Source: https://legislature.maine.gov/statutes/24/title24sec2854.html
Timestamp: 2020-07-12 22:41:29
Document Index: 624080517

Matched Legal Cases: ['§2854', '§2854', '§2854', '§2854', '§2', '§2', '§12', '§7', '§2']

Title 24, §2854: Hearing
§2854 PDF
§2854 MS-Word
§2854. Hearing
1. Procedure. The claimant or a representative of the claimant shall present the case before the panel. The person accused of professional negligence or that person's representative shall make a responding presentation. Wide latitude must be afforded the parties by the panel in the conduct of the hearing including, but not limited to, the right of examination and cross-examination by attorneys. Depositions are admissible whether or not the person deposed is available at the hearing. The chair shall make all procedural rulings and those rulings are final. The Maine Rules of Evidence do not apply. Evidence must be admitted if it is the kind of evidence upon which reasonable persons are accustomed to rely in the conduct of serious affairs. The panel shall make such findings upon such evidence as is presented at the hearing, the records and any expert opinions provided by or sought by the panel or the parties.
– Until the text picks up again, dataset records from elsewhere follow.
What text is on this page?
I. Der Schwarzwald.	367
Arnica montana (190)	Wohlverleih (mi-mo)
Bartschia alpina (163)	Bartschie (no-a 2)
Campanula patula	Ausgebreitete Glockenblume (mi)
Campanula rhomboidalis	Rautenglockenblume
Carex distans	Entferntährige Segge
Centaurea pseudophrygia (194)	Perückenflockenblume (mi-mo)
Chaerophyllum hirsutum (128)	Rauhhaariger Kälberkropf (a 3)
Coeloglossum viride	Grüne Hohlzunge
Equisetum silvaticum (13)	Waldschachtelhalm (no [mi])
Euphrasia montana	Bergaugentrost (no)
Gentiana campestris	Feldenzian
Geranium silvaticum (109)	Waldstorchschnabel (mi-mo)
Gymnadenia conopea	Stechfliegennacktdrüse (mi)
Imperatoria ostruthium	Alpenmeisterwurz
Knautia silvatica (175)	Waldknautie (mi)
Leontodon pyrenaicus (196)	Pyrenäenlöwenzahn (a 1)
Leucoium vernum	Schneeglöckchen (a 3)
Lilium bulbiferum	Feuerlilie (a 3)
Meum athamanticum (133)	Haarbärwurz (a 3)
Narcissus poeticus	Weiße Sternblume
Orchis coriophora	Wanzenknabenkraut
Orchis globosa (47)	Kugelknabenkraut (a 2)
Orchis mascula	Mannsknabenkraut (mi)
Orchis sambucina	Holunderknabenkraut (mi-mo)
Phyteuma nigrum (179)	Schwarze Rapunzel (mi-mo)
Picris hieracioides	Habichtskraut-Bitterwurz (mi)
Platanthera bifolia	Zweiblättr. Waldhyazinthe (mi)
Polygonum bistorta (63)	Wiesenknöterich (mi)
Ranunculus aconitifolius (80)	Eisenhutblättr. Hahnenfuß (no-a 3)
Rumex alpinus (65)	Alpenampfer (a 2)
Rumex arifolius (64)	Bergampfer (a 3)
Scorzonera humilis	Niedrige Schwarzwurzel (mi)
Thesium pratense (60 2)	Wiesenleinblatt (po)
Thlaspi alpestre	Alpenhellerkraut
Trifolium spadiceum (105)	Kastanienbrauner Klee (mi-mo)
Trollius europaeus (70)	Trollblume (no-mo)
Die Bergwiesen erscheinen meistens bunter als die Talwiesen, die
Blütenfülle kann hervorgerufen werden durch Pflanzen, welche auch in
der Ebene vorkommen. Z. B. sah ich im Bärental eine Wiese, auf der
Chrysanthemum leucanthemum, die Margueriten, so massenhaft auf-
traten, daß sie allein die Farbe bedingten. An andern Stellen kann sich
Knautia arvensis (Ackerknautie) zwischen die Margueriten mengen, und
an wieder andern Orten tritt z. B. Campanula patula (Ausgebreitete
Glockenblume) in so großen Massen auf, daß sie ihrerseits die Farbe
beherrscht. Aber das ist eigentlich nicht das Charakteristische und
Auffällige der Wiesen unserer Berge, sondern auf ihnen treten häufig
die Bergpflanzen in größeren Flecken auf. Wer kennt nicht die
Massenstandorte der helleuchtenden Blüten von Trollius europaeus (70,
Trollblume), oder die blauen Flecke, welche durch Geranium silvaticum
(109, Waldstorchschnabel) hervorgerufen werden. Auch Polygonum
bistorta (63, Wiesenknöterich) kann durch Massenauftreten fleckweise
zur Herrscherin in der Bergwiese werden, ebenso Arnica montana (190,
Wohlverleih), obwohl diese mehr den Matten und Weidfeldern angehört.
After presentation by the parties, as provided in this section, the panel may request from either party additional facts, records or other information to be submitted in writing or at a continued hearing, which continued hearing must be held as soon as possible. The continued hearings must be attended by the same members of the panel who have sat on all prior hearings in the same claim, unless otherwise agreed by all parties.
[PL 1999, c. 523, §2 (AMD).]
1-A. Record; hearings. The panel shall maintain a tape recorded record. Except as provided in section 2857, the record may not be made public and the hearings may not be public without the consent of both or all parties.
[PL 1999, c. 523, §2 (NEW).]
2. Settlement; mediation. The chair of the panel shall attempt to mediate any differences of the parties before proceeding to findings.
3. Failure to comply. Failure of a party, without good cause, to attend a properly scheduled hearing to participate in authorized discovery, or to otherwise substantially comply with this subchapter, must result in a finding made by a majority of the panel against that party and that finding has the same effect as a finding against that party under section 2857.
PL 1985, c. 804, §§12,22 (NEW). PL 1989, c. 361, §§7,10 (AMD). PL 1999, c. 523, §2 (AMD).